DFDL provides user-visible regular expressions with a feature set that includes the intersection of the features of Java 7 regular expressions, and the regular expression features implemented by the ICU libraries.
However, this page is specifically about internal use of regular expressions by Daffodil in its implementation of delimiter matching.
Features needed
- Supports matching against binary data (not just character data)
- Implements POSIX longest leftmost match algorithm
- Uses non-backtracking algorithm to avoid exponential worst-time behavior
Survey of Java regular expression libraries
Library | Algorithm | POSIX longest leftmost match | License | URL |
java.util.regex | Backtracking | No | Java | (included as part of Java) |
Jakarta ORO | Backtracking | No | Apache | http://attic.apache.org/projects/jakarta-oro.html |
Jakarta Regex | Backtracking | No | Apache | http://attic.apache.org/projects/jakarta-regexp.html |
com.stevesoft.pat | Backtracking | Unknown | LGPL | http://www.javaregex.com/home.html |
dk.brics.automaton | DFA | Unknown | BSD | http://www.brics.dk/automaton/index.html |
JRegex | Backtracking | Unknown | BSD | http://jregex.sourceforge.net/ |
dregex | DFA | Unknown | BSD | https://index.scala-lang.org/marianobarrios/dregex |
Of these, the automaton library looks the most interesting from a DFA perspective.

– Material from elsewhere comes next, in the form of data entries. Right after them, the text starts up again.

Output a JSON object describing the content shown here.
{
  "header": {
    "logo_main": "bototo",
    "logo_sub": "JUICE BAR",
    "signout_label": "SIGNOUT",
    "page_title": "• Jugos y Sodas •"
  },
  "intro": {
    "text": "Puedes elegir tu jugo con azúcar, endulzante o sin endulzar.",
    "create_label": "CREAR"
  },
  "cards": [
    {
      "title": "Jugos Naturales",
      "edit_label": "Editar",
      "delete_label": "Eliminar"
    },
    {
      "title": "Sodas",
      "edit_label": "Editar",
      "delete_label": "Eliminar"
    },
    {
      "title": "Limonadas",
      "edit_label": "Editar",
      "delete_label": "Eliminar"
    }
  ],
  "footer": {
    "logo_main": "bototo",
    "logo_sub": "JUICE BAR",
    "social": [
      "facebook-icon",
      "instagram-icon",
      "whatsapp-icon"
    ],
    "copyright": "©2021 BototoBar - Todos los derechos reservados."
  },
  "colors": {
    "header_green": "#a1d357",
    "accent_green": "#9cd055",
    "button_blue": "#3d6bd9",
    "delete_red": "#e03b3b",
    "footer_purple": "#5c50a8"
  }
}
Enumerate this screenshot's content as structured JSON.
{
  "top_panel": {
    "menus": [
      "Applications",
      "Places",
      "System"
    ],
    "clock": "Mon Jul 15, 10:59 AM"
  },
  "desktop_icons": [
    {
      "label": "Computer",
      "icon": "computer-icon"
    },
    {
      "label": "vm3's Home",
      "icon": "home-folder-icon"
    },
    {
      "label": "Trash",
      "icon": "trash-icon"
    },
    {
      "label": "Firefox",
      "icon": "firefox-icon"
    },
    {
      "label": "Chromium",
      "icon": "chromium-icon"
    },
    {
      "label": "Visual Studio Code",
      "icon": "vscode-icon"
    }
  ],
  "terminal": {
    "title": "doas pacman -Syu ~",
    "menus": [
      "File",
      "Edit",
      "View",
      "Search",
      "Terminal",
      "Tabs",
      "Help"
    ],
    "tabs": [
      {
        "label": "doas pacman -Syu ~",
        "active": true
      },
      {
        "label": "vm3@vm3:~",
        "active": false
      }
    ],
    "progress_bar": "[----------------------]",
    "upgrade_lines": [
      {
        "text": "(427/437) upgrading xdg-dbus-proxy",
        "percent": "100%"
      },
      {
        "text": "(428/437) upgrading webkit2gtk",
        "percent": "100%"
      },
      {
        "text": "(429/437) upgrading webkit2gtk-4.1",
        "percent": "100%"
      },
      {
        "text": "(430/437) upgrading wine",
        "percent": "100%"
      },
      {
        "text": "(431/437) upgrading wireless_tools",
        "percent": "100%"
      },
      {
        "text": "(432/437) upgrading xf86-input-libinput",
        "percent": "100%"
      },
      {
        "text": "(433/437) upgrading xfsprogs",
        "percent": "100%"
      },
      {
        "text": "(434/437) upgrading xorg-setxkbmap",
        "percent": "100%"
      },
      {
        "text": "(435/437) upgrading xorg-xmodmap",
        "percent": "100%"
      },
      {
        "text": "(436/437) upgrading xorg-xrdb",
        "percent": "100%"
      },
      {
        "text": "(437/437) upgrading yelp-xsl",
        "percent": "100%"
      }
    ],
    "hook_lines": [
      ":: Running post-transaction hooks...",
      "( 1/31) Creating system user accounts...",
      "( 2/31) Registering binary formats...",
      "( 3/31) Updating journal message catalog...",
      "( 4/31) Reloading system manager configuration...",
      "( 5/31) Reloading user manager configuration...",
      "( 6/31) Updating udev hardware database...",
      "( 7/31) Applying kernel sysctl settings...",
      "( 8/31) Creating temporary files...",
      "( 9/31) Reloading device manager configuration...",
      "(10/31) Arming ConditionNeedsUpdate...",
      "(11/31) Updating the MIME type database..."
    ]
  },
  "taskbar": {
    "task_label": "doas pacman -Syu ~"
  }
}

No POSIX longest match regex library for java/scala (as far as we can tell)
Notes for implementing our own regular expression engine
- Interesting: http://matt.might.net/articles/implementation-of-regular-expression-matching-in-scheme-with-derivatives/
- A follow-on post: A non-blocking lexing toolkit for Scala in less than 800 lines of code, from regex derivatives (http://matt.might.net/articles/nonblocking-lexing-toolkit-based-on-regex-derivatives/)
- A great series of articles by Russ Cox: Implementing Regular Expressions (http://swtch.com/~rsc/regexp/)
Regular Expression Matching Can Be Simple And Fast (http://swtch.com/~rsc/regexp/regexp1.html) - Introduces several implementation techniques
Regular Expression Matching: the Virtual Machine Approach (http://swtch.com/~rsc/regexp/regexp2.html) - Discusses several implementation details, including a section on POSIX longest leftmost matching. Includes some links to some test suites for POSIX matching rules.
Regular Expression Matching in the Wild (http://swtch.com/~rsc/regexp/regexp3.html) - Tour of the re2 library (written in C++) - useful for translating the implementation to Java or Scala (which no one has apparently done yet)
- Someone started a binary parser and pickler combinator library. https://github.com/teigen/byteme Still looks immature, but might provide some good ideas.
- I started a Scala implementation of a regular expression language specific to XML Schema last year. It uses the automaton classes in scala.util.automata. It's a really basic implementation, but I'd be happy to contribute it. The automata classes in particular are not specific to characters, so they could be adapted to match binary data instead. --Jonathan Cranford
Miscellaneous notes:
java scanner - takes Readable as input (good), doesn't allow regex that matches at beginning of stream.
Implement longest match by rotating through mulitiple regex matchers, which determine if the pattern matches immediately at the beginning of the supplied characters.
Java regex Matcher class takes only CharSequence as input.
CharSequence is finite (has length() method) which precludes (most likely) creating a virtualized stream-like behavior underneath our own CharSequence implementation.
---------------------
Scala ||| combinator of regex parsers produces longest match to the combined regex's.
Scala combinator parsers read from a Reader.
The reader can virtualize the character stream up until a decode error, or size limit of our choice, and can hide all details of when additional blocks of data must be retrieved.
val rdr = new InputStreamReader(Channels.newInputStream(rbc : ReadableByteChannel)
// Must figure out what happens if character decoding gets an error.
// Worst case, we have to implement Reader interface ourselves with code that calls the decoder.
// length limit on delimiter match could be implemented by creating a finites substream from the rbc, instead of just handing the original rbc to it.
val pr = Parser.parse(rdr)